Tek tek her insanın gönül ve dimağ dünyası, dünyamızda cereyan eden iklimlerden daha hızlı, daha çeşitli, daha değişken, daha renkli ve daha kuvvetli düşünce ve duygu hareketlerine sahne olmakta ve hayatlarını daha kasvetli, daha bir kuvvet ve şiddetle etkilemektedir. Bu etki kendisini dışarıya yansıtmasa da, zahiren bakıldığında binlerce insanın birbirine benzeyen, birbirine eşlik eden bir yaşam tablosu görülse de, gerçekte bu böyle olmayıp, o et ve kemikten oluşan maddi binanın içerisini mekân edinen gönül ve fikir dünyalarında en adisinden; içerisinde lağım sularının aktığı, en batak, en kokuşmuş, en çirkef olanından, en mamur olanına; en parıltılı, en aydınlık ve adeta cennet bahçelerinden bir bahçe olanına, binbir türlü nebatat ve çiçeklerden rayihalar saçarak insanı mest edenine kadar nice dünyalar mevcut, nice hisler, düşünceler, emeller, arzu ve istekler, kendi köşelerinde mütemadiyen uçuşup durmakta, gezip dolaşmaktalar.

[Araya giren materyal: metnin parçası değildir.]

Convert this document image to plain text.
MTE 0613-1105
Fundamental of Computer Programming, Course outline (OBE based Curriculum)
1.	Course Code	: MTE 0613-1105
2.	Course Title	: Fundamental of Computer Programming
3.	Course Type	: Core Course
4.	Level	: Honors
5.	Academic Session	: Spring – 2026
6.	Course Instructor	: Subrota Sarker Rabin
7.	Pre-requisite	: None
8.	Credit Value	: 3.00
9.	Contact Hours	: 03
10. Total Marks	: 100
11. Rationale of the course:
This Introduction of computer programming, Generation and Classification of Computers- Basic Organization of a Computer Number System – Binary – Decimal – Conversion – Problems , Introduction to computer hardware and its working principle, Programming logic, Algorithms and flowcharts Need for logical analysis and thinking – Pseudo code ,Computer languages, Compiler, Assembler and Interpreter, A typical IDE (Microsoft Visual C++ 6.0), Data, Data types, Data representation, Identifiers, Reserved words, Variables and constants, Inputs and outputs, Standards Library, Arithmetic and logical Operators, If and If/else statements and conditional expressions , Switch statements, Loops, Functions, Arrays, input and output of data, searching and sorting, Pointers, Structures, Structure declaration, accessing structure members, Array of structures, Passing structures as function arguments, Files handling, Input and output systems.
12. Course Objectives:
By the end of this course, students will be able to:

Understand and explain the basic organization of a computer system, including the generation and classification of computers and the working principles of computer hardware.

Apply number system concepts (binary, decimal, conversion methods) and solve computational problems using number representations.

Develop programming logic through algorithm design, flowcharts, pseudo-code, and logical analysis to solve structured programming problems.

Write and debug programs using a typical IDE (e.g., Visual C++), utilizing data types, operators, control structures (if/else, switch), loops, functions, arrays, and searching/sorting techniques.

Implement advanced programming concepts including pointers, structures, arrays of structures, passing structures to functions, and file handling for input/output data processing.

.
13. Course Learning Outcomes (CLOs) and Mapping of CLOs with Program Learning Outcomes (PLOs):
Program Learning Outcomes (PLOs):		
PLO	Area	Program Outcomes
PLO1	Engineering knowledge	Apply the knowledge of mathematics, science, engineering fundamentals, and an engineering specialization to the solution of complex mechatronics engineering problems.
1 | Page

 İşte insan dediğimiz mevcûdât böylesine bir olgudur. Ve gerçek anlamda bir insanı belirleyen, ona kimlik ve şahsiyet kazandıran da bu ‘iç dünya’sıdır. Bizim zahiren gördüğümüz, hakkında fikir ve his sahibi olduğumuz ise, ancak bir küpten sızan ya da sızmayı başaran bir mayi kadar, insanın bu iç âleminden dışarıya sızan, davranışlarına, münasebetlerine, fikir ve düşüncelerine, maneviyat ve psikolojisine yansıyan kadardır. Gerçek dünyası ise çoğu zaman gafil olduğumuz, bize kapalı olan bir dünyadır. Kaldı ki, birçok insan iç dünyasını gizlemek, onu insanların görüş ve hissedişlerinden korumak konusunda bir hayli mahirdir. Bunu sadece menfi anlamda söylemiyorum; müspet anlamda da bu böyledir. Bu sebepledir ki, insanlar hakkındaki kanaatlerimiz çoğu zaman bizi yanıltır ve yanlış bir yöne sevk eder.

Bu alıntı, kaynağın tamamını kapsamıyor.